Defendants argue that, despite their diligence, the witness' refusal to cooperate rendered them unavailable before trial. However, the steps that defense counsel took to obtain these witnesses' testimony were insufficient. Courts have denied Rule 33 motions where the defendant "has produced no evidence of any attempts to subpoena either co-defendant before or during trial," see United States v. Cruz, 602 F. Supp. 825, 833 (S.D.N.Y. 1985), or "to request that the government grant them immunity." United States v. Matos, 781 F. Supp. 273, 279-280 (S.D.N.Y. 1991). Although defense counsel attempted to communicate with these witnesses voluntarily, neither of these steps was taken.
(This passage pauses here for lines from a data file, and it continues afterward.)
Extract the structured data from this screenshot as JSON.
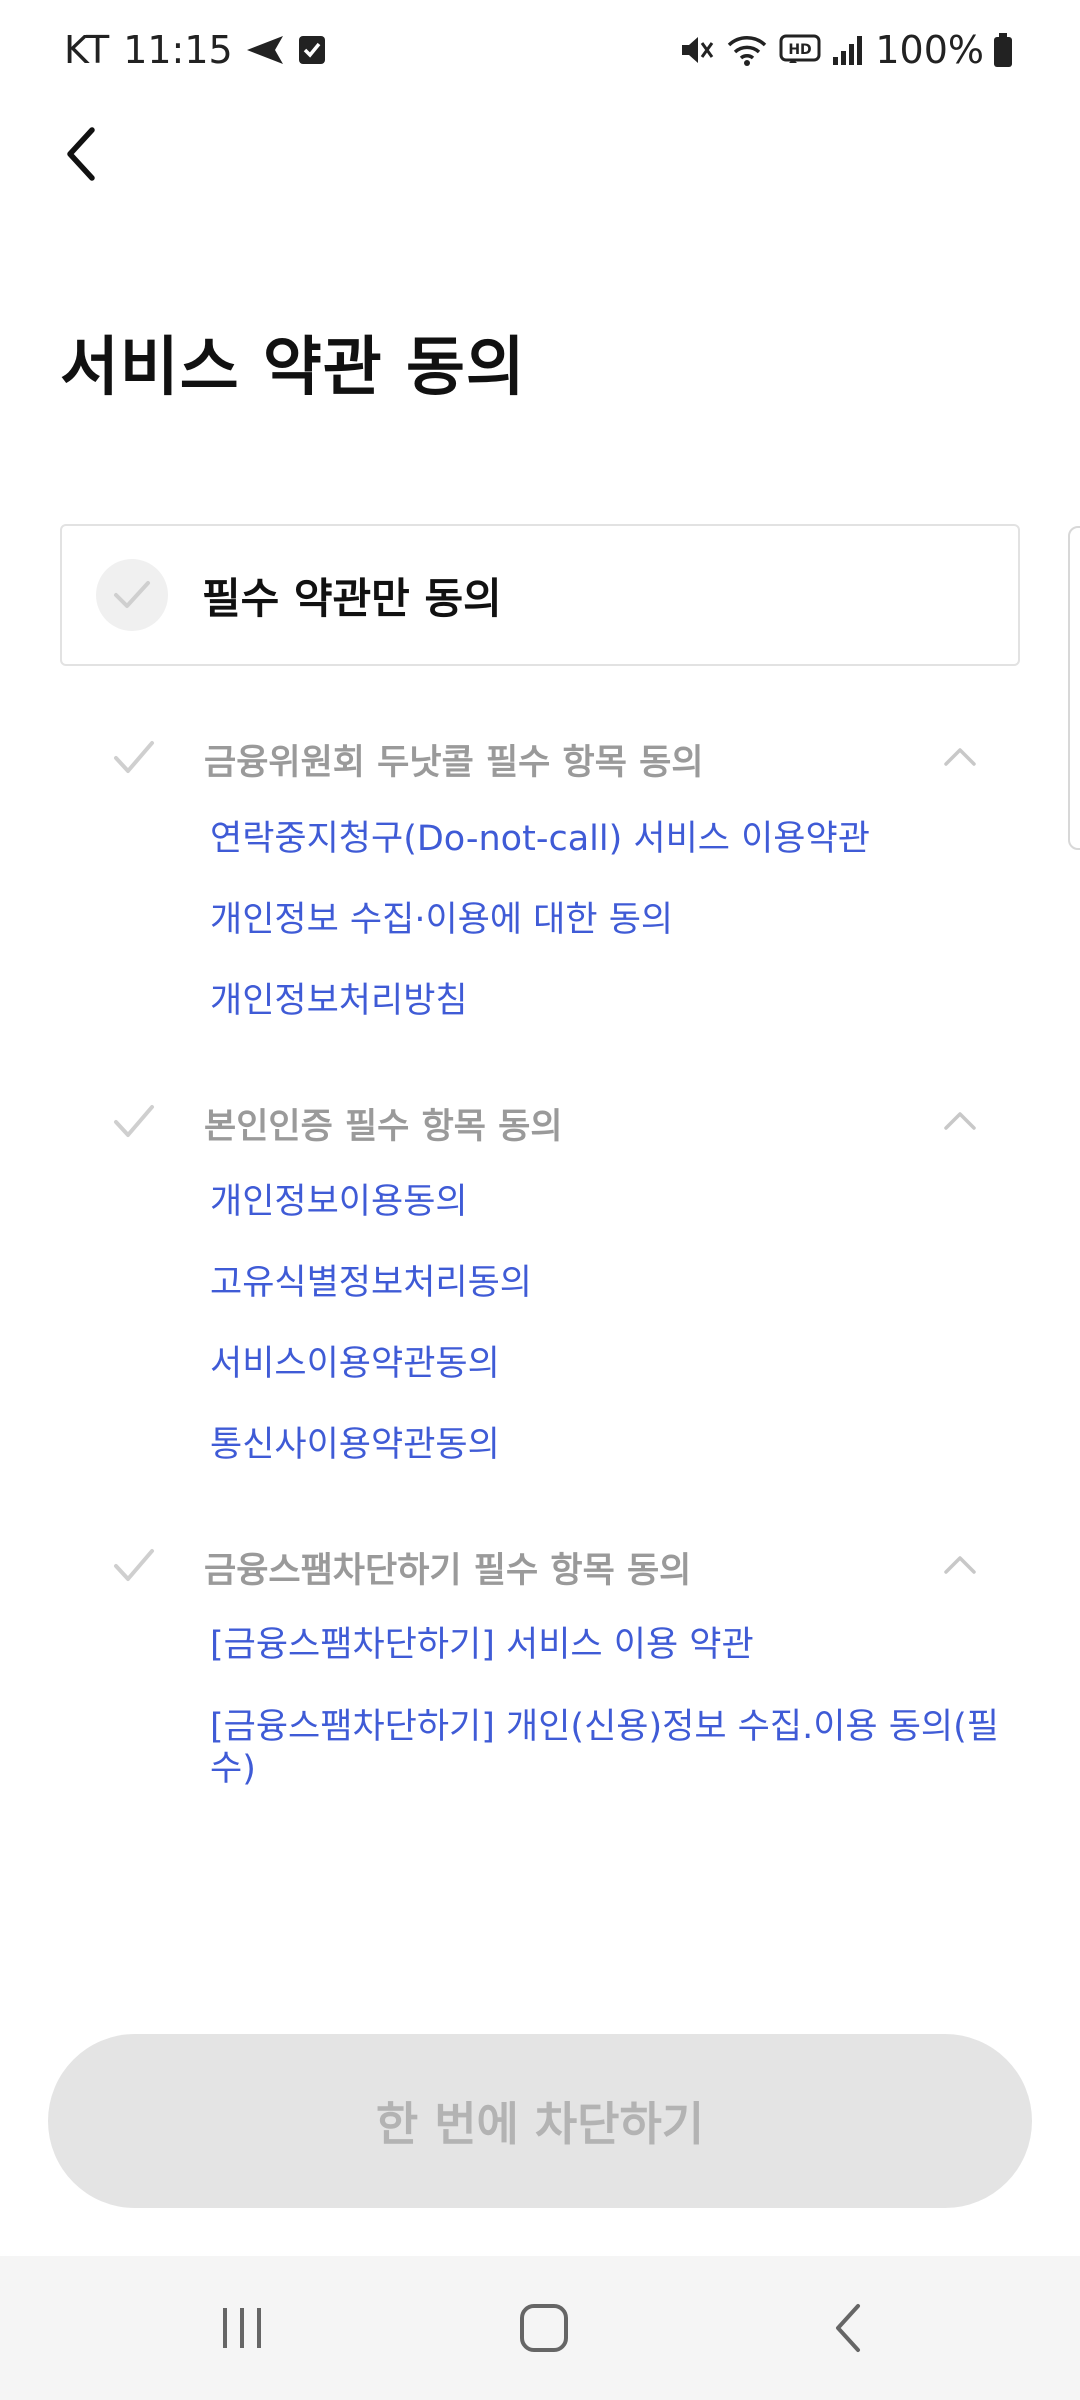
{
  "status_bar": {
    "carrier": "KT",
    "time": "11:15",
    "battery": "100%"
  },
  "header": {
    "title": "서비스 약관 동의"
  },
  "agree_all": {
    "label": "필수 약관만 동의"
  },
  "sections": [
    {
      "title": "금융위원회 두낫콜 필수 항목 동의",
      "items": [
        "연락중지청구(Do-not-call) 서비스 이용약관",
        "개인정보 수집·이용에 대한 동의",
        "개인정보처리방침"
      ]
    },
    {
      "title": "본인인증 필수 항목 동의",
      "items": [
        "개인정보이용동의",
        "고유식별정보처리동의",
        "서비스이용약관동의",
        "통신사이용약관동의"
      ]
    },
    {
      "title": "금융스팸차단하기 필수 항목 동의",
      "items": [
        "[금융스팸차단하기] 서비스 이용 약관",
        "[금융스팸차단하기] 개인(신용)정보 수집.이용 동의(필",
        "수)"
      ]
    }
  ],
  "footer": {
    "block_button_label": "한 번에 차단하기"
  },
  "colors": {
    "link": "#3f5bd6",
    "muted": "#9a9a9a",
    "button_disabled_bg": "#e4e4e4"
  }
}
Similarly, defendants claim that the government's Bill of Particulars and a memorandum from Adelphia's legal department both had a "chilling effect" and precluded defense counsel from obtaining statements from a number of witnesses.
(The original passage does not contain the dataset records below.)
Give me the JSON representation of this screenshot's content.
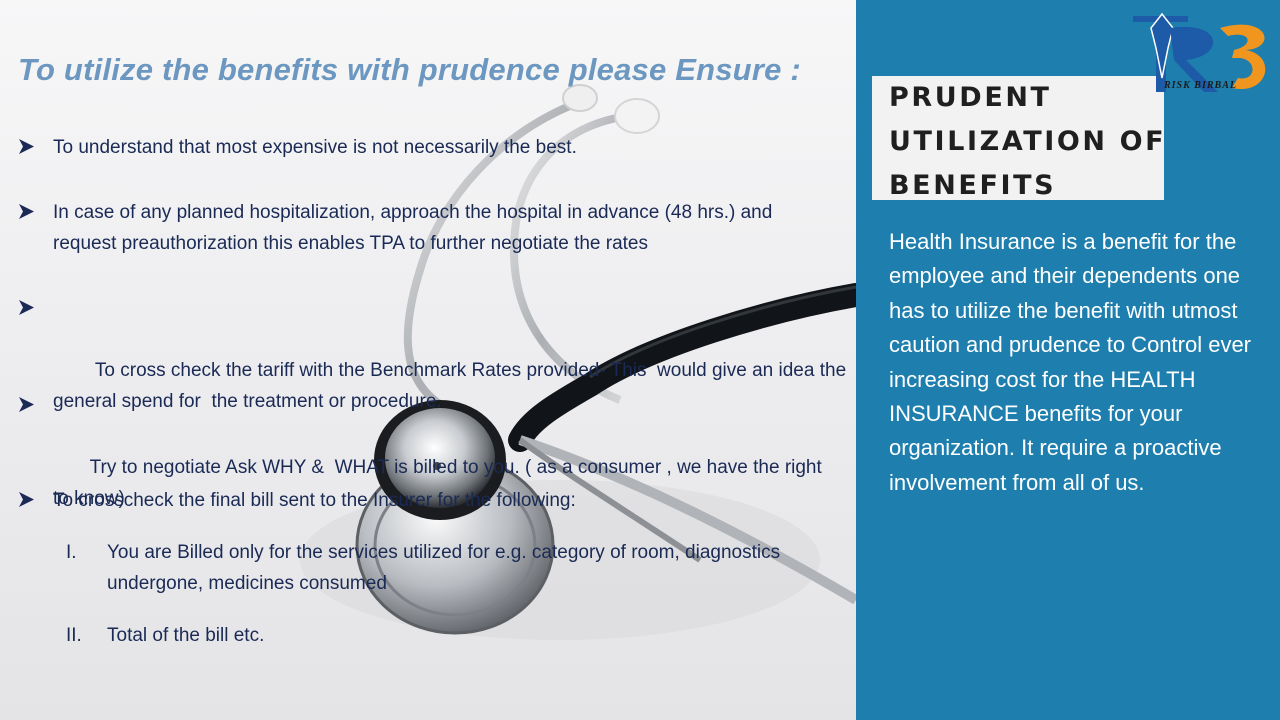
{
  "main": {
    "heading": "To utilize the benefits with prudence please Ensure :",
    "bullets": [
      "To understand that most expensive is not necessarily the best.",
      "In case of any planned hospitalization, approach the hospital in advance (48 hrs.) and request preauthorization this enables TPA to further negotiate the rates",
      "  To cross check the tariff with the Benchmark Rates provided- This  would give an idea the general spend for  the treatment or procedure.",
      " Try to negotiate Ask WHY &  WHAT is billed to you. ( as a consumer , we have the right to know)",
      "To crosscheck the final bill sent to the Insurer for the following:"
    ],
    "sub_items": [
      {
        "num": "I.",
        "text": "You are Billed only for the services utilized for e.g. category of room, diagnostics undergone, medicines consumed"
      },
      {
        "num": "II.",
        "text": "Total of the bill etc."
      }
    ]
  },
  "side": {
    "heading": "PRUDENT UTILIZATION OF BENEFITS",
    "body": "Health Insurance is a benefit for the employee and their dependents one has to utilize the benefit with utmost caution and prudence to Control ever increasing cost for the HEALTH INSURANCE benefits for your organization. It require a proactive involvement from all of us."
  },
  "logo": {
    "text": "RISK BIRBAL",
    "letters": "RB"
  },
  "colors": {
    "panel": "#1e7fae",
    "heading": "#6b97c0",
    "text": "#1a2a55",
    "logo_blue": "#1d5aa8",
    "logo_orange": "#f0961e"
  }
}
Again, defense counsel does not allege that these witnesses would have defied a federal subpoena had they been called to testify at trial. Tellingly, one witness even told defense counsel that he would not "say anything without a subpoena." (Def. Mot. at 46). Defendants' choice not to pursue this testimony was a strategic decision, and cannot now form the basis for a new trial.*fn2

Defendants contend that counsel could not have been required to subpoena all possible witnesses, or to "call all of those individuals to the stand without any indication of what they would say or whether they had any relevant information at all." (Def. Br. at 43). However, this argument has been squarely rejected by prior courts. See Matos, 781 F. Supp. at 279-280 ("The precise testimony of any potential witness cannot be known until it is had . The decision not to interview [a witness], and not to call [a] witness, whether wise or not, was a deliberate and strategic one. The defendant is not entitled to a new trial so that he may employ a different strategy.") (citing United States v. Beasley, 582 F.2d 337, 339 (5th Cir. 1978)). Defendants concede that the decision not to call these witnesses was a conscious and deliberate decision, "discussed among counsel and with at least Tim and John Rigas." (Flemming Aff. at 8). Because the testimony that defendants cite could have been available if defendants had subpoenaed these witnesses at the time of trial, there is no newly discovered evidence within the meaning of Rule 33.